Perhaps the best we can hope for is that people in need of healthcare before their 67th birthdays will just drop dead, thereby helping to solve the budget problems of the House.
The plan offers no authentic job creation programs or government investments to help create an internal economy that cannot be outsourced.
Job training programs alone will do nothing if there are no new jobs to fill.
Shuster would like us to believe that all of the problems that Congress created came from the President and the Senate and that he and the House are the Texas Rangers coming to save us.
They are still playing the “elect me game” at the peril of US citizens.
It’s the same old song Shuster has been rappin’ since he was elected. Take from the People and give to the rich, and jobs will trickle down from the sky like a refreshing summer rain.

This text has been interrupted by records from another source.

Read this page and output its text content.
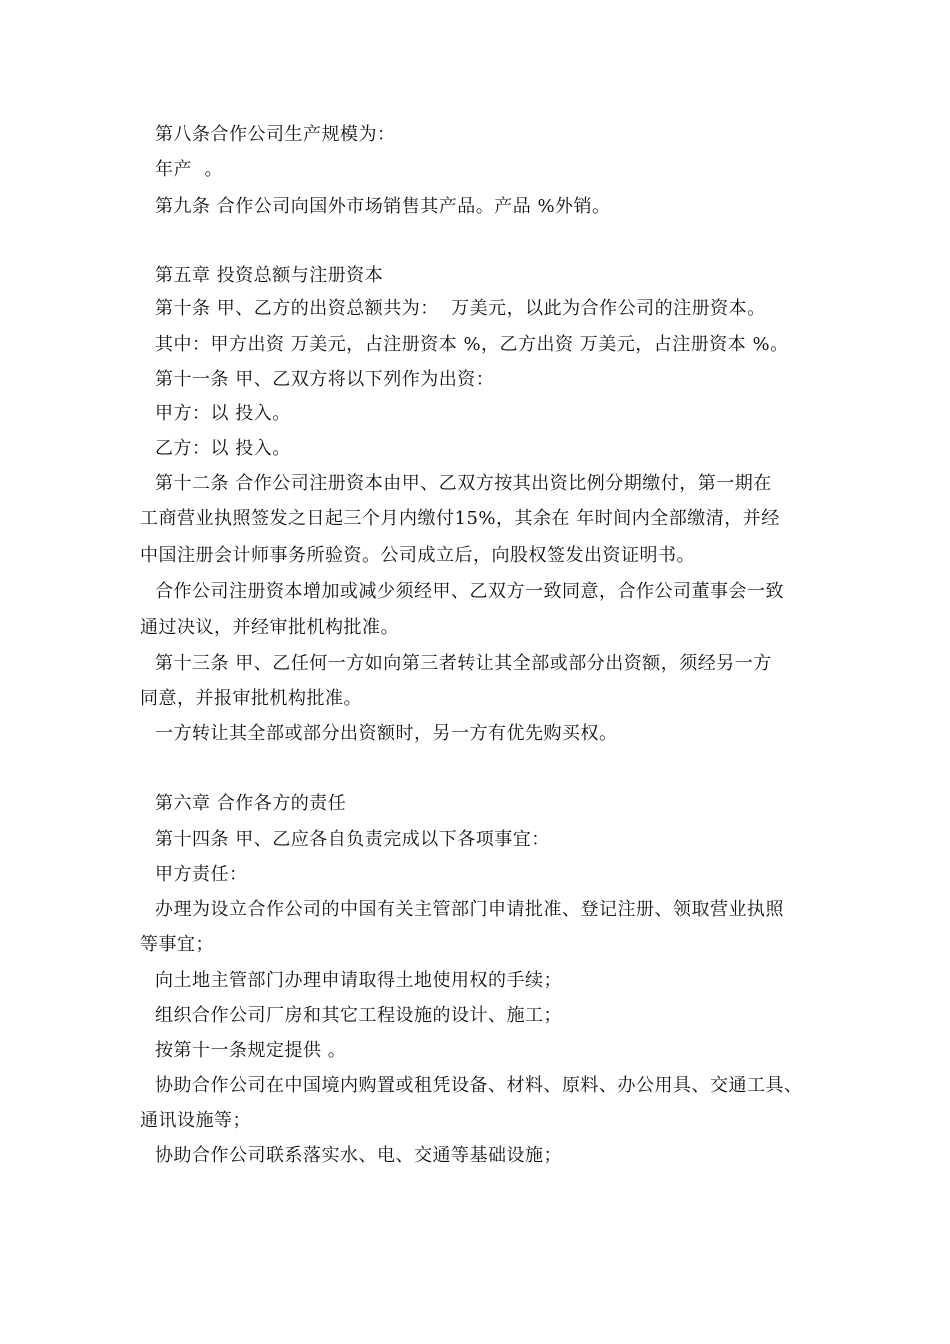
第八条合作公司生产规模为：
年产  。
第九条 合作公司向国外市场销售其产品。产品 %外销。
第五章 投资总额与注册资本
第十条 甲、乙方的出资总额共为：  万美元，以此为合作公司的注册资本。
其中：甲方出资 万美元，占注册资本 %，乙方出资 万美元，占注册资本 %。
第十一条 甲、乙双方将以下列作为出资：
甲方：以 投入。
乙方：以 投入。
第十二条 合作公司注册资本由甲、乙双方按其出资比例分期缴付，第一期在
工商营业执照签发之日起三个月内缴付15%，其余在 年时间内全部缴清，并经
中国注册会计师事务所验资。公司成立后，向股权签发出资证明书。
合作公司注册资本增加或减少须经甲、乙双方一致同意，合作公司董事会一致
通过决议，并经审批机构批准。
第十三条 甲、乙任何一方如向第三者转让其全部或部分出资额，须经另一方
同意，并报审批机构批准。
一方转让其全部或部分出资额时，另一方有优先购买权。
第六章 合作各方的责任
第十四条 甲、乙应各自负责完成以下各项事宜：
甲方责任：
办理为设立合作公司的中国有关主管部门申请批准、登记注册、领取营业执照
等事宜；
向土地主管部门办理申请取得土地使用权的手续；
组织合作公司厂房和其它工程设施的设计、施工；
按第十一条规定提供 。
协助合作公司在中国境内购置或租凭设备、材料、原料、办公用具、交通工具、
通讯设施等；
协助合作公司联系落实水、电、交通等基础设施；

This corporate mantra was ballyhooed by Reagan in 1981. Since then, instead of refreshing summer rains, we have gotten and continue to get a drowning deluge of deregulation, banksters robbing us blind, minimum wage jobs with no benefits, mass outsourcing of manufacturing to third world sweat shop countries, massive cuts to education and infrastructure projects, massive efforts to pull the rug out from under labor unions, mass unemployment; but certainly no environmentally friendly high speed mass transit (thank you, Bud Shuster.)
We have, however, been massively railroaded into believing that privatization of everything is the shining star of the free market.
Well, if the free market’s principle job is to, by any means necessary, make the filthy rich richer and the struggling masses sicker and poorer until by death they do depart, then by God, the free market is a grand success.
Tell Shuster we want jobs, not sickness, starvation and apathy for the elderly.